Bulgarian parliament kills Armenian Genocide resolution

PanARMENIAN.Net - The latest attempt by Bulgarian ultra-nationalist party Ataka to ask the country’s parliament to recognise the Armenian Genocide was defeated in the House on January 11, 2012, The Sofia Echo reported.

The municipalities of a number of Bulgarian cities, among them Plovdiv, Varna, Bourgas and Stara Zagora, have approved resolutions recognising the Armenian Genocide but over the years, similar resolutions in parliament have failed.

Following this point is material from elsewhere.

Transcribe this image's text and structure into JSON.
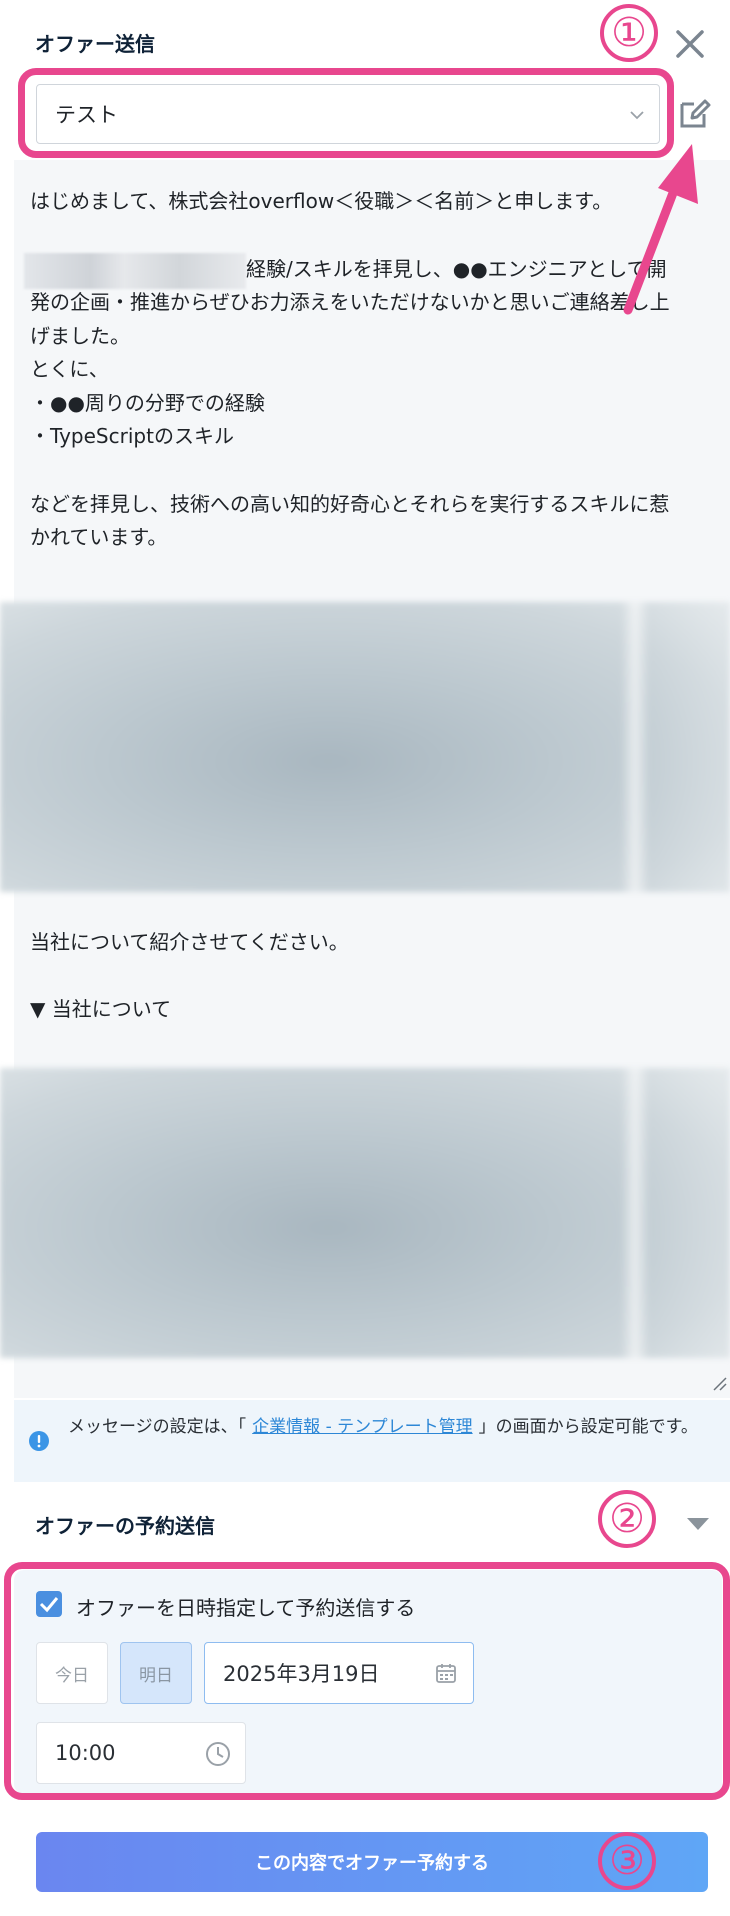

This was the case on January 11, as the National Assembly – Bulgaria’s unicameral legislature – resumed business for the New Year.

Volen Siderov, leader of Ataka, a party whose platform includes an overall anti-Turkish stance against the background of the centuries of Ottoman rule of Bulgaria, said that it was natural for a "patriotic party" such as his to recognise the Armenian Genocide.

"To hide certain aspects of history because they are not good for you as a country is, to me, demagogy," Siderov said.

He said that Ataka’s resolution was not an attempt to politicise the issue or to tread into the field of natural history, but was a proposal based on reason, the necessity to recognise unpleasant moments in history.

The Movement for Rights and Freedoms, a minority party led and supported in the main by Bulgarians of Turkish ethnicity, objected strongly to parliament being asked to deal with the issue.

”It was not the function of parliament to decide historical truth,” senior MRF MP Lyutvi Mestan said. “The draft resolution was intended to force a mandatory way of thinking.”